Until austerity began to bite, women could take a two-year maternity leave and maintain much of their income through a generous state subsidy. Thousands of college students can study in European universities on very advantageous financial terms, international journals are available online in many university libraries and many university departments hired faculty with North American and West European PhDs. Thousands of public schools have been built or refurbished and the roads are, on average, wider and better. As a resident of Providence, a city of 600,000 in the northeast of the US, I can testify that Cluj, my hometown in Romania, has much better roads and better-looking public schools.
Unlike a decade ago, it is easy to travel around the country and abroad. Low-cost airlines connect major cities with each other and with tens of European cities, something hard to imagine ten years ago, when a humiliating EU visa regime benefited only passport forgers and trafficking mafias. Unfortunately, through misguided disinvestment in rail and investment in very expensive highways, Romania missed its chance to capitalize on the fact that it had the fourth largest and one of the greenest rail-networks in Europe. Many commuter train routes have been terminated and the survivors look squalid; however, at the same time, if you board an intercity train, then you will probably sit in a brand new or completely refurbished, air-conditioned train car.

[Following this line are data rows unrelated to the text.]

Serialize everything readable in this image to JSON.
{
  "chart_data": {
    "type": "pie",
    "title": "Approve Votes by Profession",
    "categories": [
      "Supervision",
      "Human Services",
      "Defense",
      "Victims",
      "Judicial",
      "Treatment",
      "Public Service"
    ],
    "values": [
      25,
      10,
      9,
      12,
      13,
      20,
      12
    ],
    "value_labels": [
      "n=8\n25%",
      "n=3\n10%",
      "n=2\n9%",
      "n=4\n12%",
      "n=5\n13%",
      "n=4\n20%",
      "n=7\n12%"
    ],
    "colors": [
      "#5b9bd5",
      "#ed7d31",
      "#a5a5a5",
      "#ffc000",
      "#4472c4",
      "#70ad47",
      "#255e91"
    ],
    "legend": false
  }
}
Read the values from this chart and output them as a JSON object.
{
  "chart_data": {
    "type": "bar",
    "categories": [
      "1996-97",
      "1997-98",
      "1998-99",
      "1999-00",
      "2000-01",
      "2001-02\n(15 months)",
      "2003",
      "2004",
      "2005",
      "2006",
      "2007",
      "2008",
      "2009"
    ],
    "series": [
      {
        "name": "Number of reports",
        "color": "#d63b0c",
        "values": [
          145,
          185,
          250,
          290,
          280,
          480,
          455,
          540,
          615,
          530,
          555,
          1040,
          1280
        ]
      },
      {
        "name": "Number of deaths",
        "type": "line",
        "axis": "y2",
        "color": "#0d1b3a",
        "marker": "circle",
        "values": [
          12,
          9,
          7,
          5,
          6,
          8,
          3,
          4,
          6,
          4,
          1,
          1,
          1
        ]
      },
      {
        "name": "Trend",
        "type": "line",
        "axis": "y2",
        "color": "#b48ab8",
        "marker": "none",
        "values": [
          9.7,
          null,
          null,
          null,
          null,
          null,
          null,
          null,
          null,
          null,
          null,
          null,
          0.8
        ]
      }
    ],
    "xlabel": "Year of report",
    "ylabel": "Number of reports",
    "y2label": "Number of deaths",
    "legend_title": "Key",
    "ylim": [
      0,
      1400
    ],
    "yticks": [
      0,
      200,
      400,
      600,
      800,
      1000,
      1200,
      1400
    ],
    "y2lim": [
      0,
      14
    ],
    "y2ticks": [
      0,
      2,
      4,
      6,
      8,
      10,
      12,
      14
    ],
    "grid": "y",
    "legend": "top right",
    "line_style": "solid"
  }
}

These have been no easy accomplishments. They are even more surprising given the combination of a chronically malfunctioning political system, cronyism, large doses of destructive economic policies, and the loss of almost a third of the young labour force to migration. Unfortunately, the austerity policies adopted during the crisis could end many of these gains.
In addition, undoubtedly, one can fill three times as many pages with an inventory of facts and stories extracted from ten years of political, economic, and social failures. For such is the realistic state of affairs in Romania. Nevertheless, we also know from sociology that human behaviour is performative, which means that the stories we tell of ourselves may matter for the news of the next decade.